Controlled Vertical Farming: Is it our secret weapon to a more sustainable future?

By 2100, the human population is expected to surpass 10 billion, and as a result, there has been a surge in interest to improve our global food security more sustainably. But how do we move away from the current intensive agricultural practices? Is it even possible to feed everyone sustainably?

Image by: Hannes Flo via flickr

The current state of Agriculture

It’s no secret that agricultural developments have played a huge part in the expansion and prosperity of the human-race. However, the bulk of the current intensive farming principals has not changed much since its inception: Quick and High turnover for more profit.

With 1.3 billion tonnes of food (value: $940 billion USD) getting wasted globally every year, it is clear that we are producing more than enough food already. But the issues with food security still persists in our societies as one in nine people do not have access to nutritious food on daily basis.

To prevent the wastage and unnecessary over consumption by city dwellers, many experts believe we should bring food production closer to our cities. This will make food more accessible to the urban poor, and shorter logistical chains will reduce carbon footprints. Currently, controlled vertical farming (CVF) is under the spotlight, where many proponents of urban agriculture believe it could be the key to a more sustainable food production.


What is Controlled Vertical Farming?

CVF is a method of producing food on inclined layers of vertical surfaces indoors. This means unlike a conventional soil-based farming practices (i.e. greenhouse), vertical farms can produce significantly more amount of food per square metre and can be integrated into majority of our urban structures (e.g. inside building, rooftops, carparks etc…). By the virtue of being in the heart of the cities, these farms can supply fresh produce to the city dwellers quickly, whilst minimising wastage from logistical chains and packaging.

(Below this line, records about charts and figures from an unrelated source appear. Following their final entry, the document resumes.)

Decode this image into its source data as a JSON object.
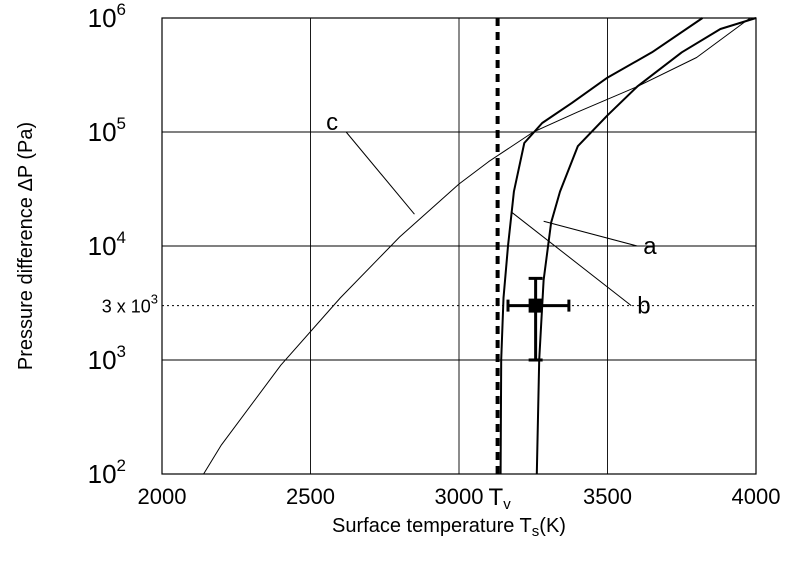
{
  "chart_data": {
    "type": "line",
    "title": "",
    "xlabel": "Surface temperature T",
    "xlabel_sub": "s",
    "xlabel_unit": "(K)",
    "ylabel": "Pressure difference  ΔP (Pa)",
    "y_scale": "log",
    "xlim": [
      2000,
      4000
    ],
    "ylim": [
      100,
      1000000
    ],
    "x_ticks": [
      2000,
      2500,
      3000,
      3500,
      4000
    ],
    "x_tick_labels": [
      "2000",
      "2500",
      "3000",
      "3500",
      "4000"
    ],
    "y_ticks": [
      100,
      1000,
      10000,
      100000,
      1000000
    ],
    "y_tick_bases": [
      "10",
      "10",
      "10",
      "10",
      "10"
    ],
    "y_tick_exps": [
      "2",
      "3",
      "4",
      "5",
      "6"
    ],
    "grid": true,
    "series": [
      {
        "name": "a",
        "x": [
          3262,
          3270,
          3285,
          3310,
          3340,
          3400,
          3500,
          3600,
          3750,
          3880,
          4000
        ],
        "y": [
          100,
          1000,
          5000,
          16000,
          30000,
          75000,
          140000,
          250000,
          500000,
          800000,
          1000000
        ]
      },
      {
        "name": "b",
        "x": [
          3140,
          3142,
          3150,
          3165,
          3185,
          3220,
          3280,
          3380,
          3500,
          3650,
          3820
        ],
        "y": [
          100,
          1000,
          3500,
          10000,
          30000,
          80000,
          120000,
          180000,
          300000,
          500000,
          1000000
        ]
      },
      {
        "name": "c",
        "x": [
          2140,
          2200,
          2400,
          2600,
          2800,
          3000,
          3100,
          3250,
          3400,
          3600,
          3800,
          3980
        ],
        "y": [
          100,
          180,
          900,
          3500,
          12000,
          35000,
          55000,
          100000,
          150000,
          250000,
          450000,
          1000000
        ]
      }
    ],
    "reference_lines": {
      "vertical": {
        "x": 3130,
        "label": "T",
        "label_sub": "v"
      },
      "horizontal": {
        "y": 3000,
        "label_base": "3 x 10",
        "label_exp": "3"
      }
    },
    "measurement": {
      "x": 3258,
      "y": 3000,
      "x_err": [
        3165,
        3370
      ],
      "y_err": [
        1000,
        5200
      ]
    },
    "annotations": [
      {
        "text": "a",
        "from": [
          3285,
          16500
        ],
        "to": [
          3600,
          10000
        ]
      },
      {
        "text": "b",
        "from": [
          3175,
          20000
        ],
        "to": [
          3580,
          3000
        ]
      },
      {
        "text": "c",
        "from": [
          2850,
          19000
        ],
        "to": [
          2620,
          100000
        ]
      }
    ]
  }
}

In addition, CVF can accommodate year-long crop production whilst guaranteeing high quality end product as they are not subject to weather conditions, diseases and pests. Along with efficient lighting systems such as LED and smart irrigation systems, CVF requires less environmental input for the same output as the conventional farming practices. So why hasn’t this technology taken off?


Limitations of Controlled Vertical Farming

While lab-based experiments have shown promising signs, in real-world, scaling up this technology has proved to be a tricky task. No doubt growing food in the city is going to be costly due to higher labour and land costs. But the fact that our cities are already developed and established makes it harder to implement this technology. There is also a toxic view of “modern” cities where farming is often regarded as ‘dirty and unsophisticated’. Hence the rejection by many city dwellers to bring food production closer to the cities. This has also prevented investments as farming does not interest many so called” entrepreneurs”.

To make this technology viable in the near future, it is imperative that city developers incorporate this technology in the designing and planning stage to incorporate food production seamlessly in our cities.

7 Responses to “Controlled Vertical Farming: Is it our secret weapon to a more sustainable future?”

  1. Corinna Dieters says:

    Thanks Joseph, I’ll take a look.

  2. Joseph Hwang says:

    You got it spot on! Bringing agriculture in to an urban setting will boost local economy as money gets circulated locally. There will be no “middle man” in terms of logistics and distribution which means more people will be able to get fresh produce at more affordable prices. If you are interested, have a look at Lufa Farm in Canada ( who are leading the way in urban farming. They overcame logistical problems by operating an online ordering system!

  3. Joseph Hwang says:

    I agree! My only hope is that the agricultural industry takes initiative and looks for alternative ways of producing food sustainably now (vertical farming being one of them), rather than waiting until water becomes scarce. Hopefully just like the photovoltaic technology (solar panels), vertical farming becomes more affordable and easily accessible in the near future.

  4. Joseph Hwang says:

    I was wondering the same question as large-scale hydroponic systems require so much water that it might not be feasible in countries like Australia and South Africa. But upon doing some research, I found out that Australia has one of the best storm and rainwater collecting systems alongside well established water recycling plants. So I reckon it’s a technology thats worth looking into further to reduce Australia’s carbon footprint.

  5. Corinna Dieters says:

    Hi Joseph, I really enjoyed reading about the prospect of urban farming through Controlled Vertical Farming. I would have thought that the economics of bringing cleaner farming closer to the city would be attractive due to reduced transportation costs. Is this a potential benefit or are there other infrastructure issues that need to considered?

  6. zitingy says:

    Very good topic.
    I think vertical agriculture will be the trend of agricultural development in the future. Scarcer water and land resources could boost vertical agriculture. I believe people will accept vertical agriculture in the future.
    The only problem is the current high cost.

  7. Madeleine Hedin says:

    Thank you for this interesting read Joseph! I had never heard of this concept before. This pandemic has certainly highlighted the importance of alternative methods of ensuring urban food security, and it is really interesting to see all the different technologies being developed. I wonder how something like this would work in Australia, as I imagine this technology is based on hydroponic systems, and we are very prone to drought which is expected to get worse with climate change. Nonetheless, considering agricultural options that have a vertical structure will surely become important as cities continue to densify.